St. Michae's David Dayon was in third, bringing in 182 votes. But Dayon might have Hanover support. He's known in that area via his involvement with the St. Michael Planning Commission and EDA.

Matt Walker had 136 votes according to our count. Michael Beyer of Rockford was in fourth with 146 votes. 

Results will be updated, then canvassed by counties at special meetings later this week. 

In other races, former Secretary of State and Minnesota House member Mary Kiffmeyer advanced after a primary challenge from Paul Bolin in Senate District 30. 

Kiffmeyer will advance to take on DFLer . 

"Big money wins again," tweeted Bolin after he saw the votes. Kiffmeyer built a 2-to-1 margin with just half the precincts reporting early Tuesday night. 

In state judicial races, with the two top candidates in each nonpartisan race move forward to the November 2012 election, there were some surprises. With the majority of state precincts reporting, as of 12:30 a.m. Aug. 15, the results were: 

Minnesota Supreme Court Chief Justice

In the Minnesota Supreme Court Chief Justice race, incumbent Lorie Skjerven Gildea along with Dan Griffith will move forward to the general election. Skjerven Gildea received nearly 50 percent of the votes, Griffith received about 29 percent of the votes. Jill Clark came in third with approximately 20 percent of the votes.

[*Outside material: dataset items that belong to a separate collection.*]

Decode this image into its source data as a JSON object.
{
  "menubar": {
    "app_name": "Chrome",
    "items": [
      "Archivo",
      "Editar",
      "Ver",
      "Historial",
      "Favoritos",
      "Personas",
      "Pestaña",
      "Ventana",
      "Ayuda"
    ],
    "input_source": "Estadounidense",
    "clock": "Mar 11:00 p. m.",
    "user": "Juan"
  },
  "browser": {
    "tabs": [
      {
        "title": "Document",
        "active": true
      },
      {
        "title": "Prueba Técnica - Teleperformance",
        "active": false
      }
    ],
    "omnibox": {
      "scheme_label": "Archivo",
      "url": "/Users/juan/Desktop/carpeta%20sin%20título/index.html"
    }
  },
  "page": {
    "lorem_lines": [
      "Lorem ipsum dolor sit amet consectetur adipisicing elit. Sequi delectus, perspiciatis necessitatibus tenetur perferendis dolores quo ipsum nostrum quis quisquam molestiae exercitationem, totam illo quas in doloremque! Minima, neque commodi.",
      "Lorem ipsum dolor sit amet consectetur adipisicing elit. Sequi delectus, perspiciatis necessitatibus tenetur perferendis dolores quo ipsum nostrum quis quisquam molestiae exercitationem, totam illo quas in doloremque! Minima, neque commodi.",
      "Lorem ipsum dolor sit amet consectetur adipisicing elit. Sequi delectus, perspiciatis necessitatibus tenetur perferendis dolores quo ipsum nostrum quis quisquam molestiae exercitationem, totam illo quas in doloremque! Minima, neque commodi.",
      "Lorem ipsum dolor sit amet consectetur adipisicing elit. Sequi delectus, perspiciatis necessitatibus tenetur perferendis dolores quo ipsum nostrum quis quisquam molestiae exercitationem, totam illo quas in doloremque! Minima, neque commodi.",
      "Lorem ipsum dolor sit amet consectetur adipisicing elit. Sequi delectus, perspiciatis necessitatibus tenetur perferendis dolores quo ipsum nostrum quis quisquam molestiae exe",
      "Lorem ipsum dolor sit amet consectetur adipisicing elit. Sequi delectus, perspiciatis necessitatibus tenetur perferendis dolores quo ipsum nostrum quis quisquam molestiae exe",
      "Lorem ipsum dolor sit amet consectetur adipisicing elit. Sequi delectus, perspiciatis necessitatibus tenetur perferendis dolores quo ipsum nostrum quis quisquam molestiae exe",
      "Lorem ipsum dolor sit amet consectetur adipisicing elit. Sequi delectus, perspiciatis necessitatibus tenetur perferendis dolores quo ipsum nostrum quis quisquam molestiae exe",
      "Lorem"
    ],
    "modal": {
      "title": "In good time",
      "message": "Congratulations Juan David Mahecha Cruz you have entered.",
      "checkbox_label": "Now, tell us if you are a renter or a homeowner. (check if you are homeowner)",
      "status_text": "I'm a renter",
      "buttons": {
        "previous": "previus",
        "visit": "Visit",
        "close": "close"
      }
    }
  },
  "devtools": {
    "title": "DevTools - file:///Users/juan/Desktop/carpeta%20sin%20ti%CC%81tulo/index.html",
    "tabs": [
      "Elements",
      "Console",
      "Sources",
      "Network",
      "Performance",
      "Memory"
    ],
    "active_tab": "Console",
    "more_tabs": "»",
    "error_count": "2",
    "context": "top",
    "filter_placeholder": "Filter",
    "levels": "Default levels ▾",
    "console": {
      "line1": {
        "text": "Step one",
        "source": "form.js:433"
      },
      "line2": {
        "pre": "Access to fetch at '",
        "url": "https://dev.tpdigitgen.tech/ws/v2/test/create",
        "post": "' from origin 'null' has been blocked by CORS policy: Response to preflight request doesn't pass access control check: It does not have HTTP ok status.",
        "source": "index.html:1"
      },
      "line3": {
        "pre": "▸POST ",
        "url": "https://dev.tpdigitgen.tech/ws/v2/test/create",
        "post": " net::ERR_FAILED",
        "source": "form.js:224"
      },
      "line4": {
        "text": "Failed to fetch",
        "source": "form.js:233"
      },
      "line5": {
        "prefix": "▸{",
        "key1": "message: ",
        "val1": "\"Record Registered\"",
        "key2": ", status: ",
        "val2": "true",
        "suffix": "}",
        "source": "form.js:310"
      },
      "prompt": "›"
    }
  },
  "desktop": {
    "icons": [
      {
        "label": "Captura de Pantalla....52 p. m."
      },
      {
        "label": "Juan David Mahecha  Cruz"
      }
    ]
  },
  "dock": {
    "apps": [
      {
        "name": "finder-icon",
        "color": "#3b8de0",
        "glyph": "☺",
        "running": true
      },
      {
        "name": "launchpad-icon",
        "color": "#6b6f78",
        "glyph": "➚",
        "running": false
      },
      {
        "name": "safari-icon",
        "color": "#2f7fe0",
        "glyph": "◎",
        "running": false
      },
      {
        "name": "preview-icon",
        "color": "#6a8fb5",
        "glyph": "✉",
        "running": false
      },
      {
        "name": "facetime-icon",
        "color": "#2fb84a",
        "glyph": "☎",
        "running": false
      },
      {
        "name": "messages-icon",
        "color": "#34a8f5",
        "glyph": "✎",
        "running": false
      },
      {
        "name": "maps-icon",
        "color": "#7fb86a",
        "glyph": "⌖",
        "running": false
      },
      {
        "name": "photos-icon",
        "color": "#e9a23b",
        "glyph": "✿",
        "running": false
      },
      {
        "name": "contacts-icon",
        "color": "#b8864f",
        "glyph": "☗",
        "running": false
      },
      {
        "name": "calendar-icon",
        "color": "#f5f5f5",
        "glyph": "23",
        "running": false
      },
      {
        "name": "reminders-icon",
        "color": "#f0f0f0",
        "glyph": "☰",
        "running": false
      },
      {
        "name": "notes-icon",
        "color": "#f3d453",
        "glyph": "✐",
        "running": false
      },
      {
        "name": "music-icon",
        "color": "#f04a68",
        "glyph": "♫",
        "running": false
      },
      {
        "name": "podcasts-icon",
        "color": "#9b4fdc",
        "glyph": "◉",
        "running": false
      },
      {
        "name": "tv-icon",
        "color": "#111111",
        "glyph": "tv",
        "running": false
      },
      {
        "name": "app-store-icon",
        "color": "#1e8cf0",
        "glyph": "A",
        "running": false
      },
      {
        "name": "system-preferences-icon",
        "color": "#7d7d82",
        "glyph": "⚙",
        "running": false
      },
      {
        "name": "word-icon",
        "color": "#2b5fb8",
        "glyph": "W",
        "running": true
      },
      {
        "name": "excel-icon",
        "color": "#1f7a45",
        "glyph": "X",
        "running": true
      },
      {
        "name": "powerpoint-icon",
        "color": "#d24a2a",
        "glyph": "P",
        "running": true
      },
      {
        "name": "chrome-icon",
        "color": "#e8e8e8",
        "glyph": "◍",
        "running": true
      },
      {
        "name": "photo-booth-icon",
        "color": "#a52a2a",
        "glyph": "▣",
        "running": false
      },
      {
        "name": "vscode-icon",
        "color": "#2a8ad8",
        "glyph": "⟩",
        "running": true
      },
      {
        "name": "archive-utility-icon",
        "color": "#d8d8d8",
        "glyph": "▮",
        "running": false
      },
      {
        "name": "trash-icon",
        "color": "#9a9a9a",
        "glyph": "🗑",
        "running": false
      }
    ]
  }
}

 Minnesota Supreme Court Associate Chief Justice Seat 4

In the Minnesota Supreme Court Associate Chief Justice Seat 4 race, incumbent David Stras as well as Tim Tingelstad will move forward to the general election. David Stras received about 49 percent of the votes, Tingelstad received approximately 29 percent of the votes. Alan Nelson came in third with about 21percent of the vote.

4th District Court 22 Judge

For 4th District Court 22 Judge race, Elizabeth Cutter and Steve E. Antolak will move onto the general election after beating Diane M. Krenz and Deborah Russell.

In the U.S. Senate, Sen. Amy Klobuchar easily won the U.S. Senate DFL Primary. She will face Republican-endorsed Kurt Bills, whose Primary was a bit closer than pundits expected. With 88.2 percent of precincts reporting Tuesday night, Bills led David Carlson 51 percent to 35 percent.

Rick August 16, 2012 at 05:41 AM
This is the real disgrace. As much as people scream and yell about "judicial activism" the turnout for the primary was a joke. If people were truly concerned, the polls would have been packed just for the fact of voting the judicial candidates for the November election.
Susan Rego August 16, 2012 at 01:20 PM
Hanover P-3 is reporting zeroes because it doesn't have any homes in it yet.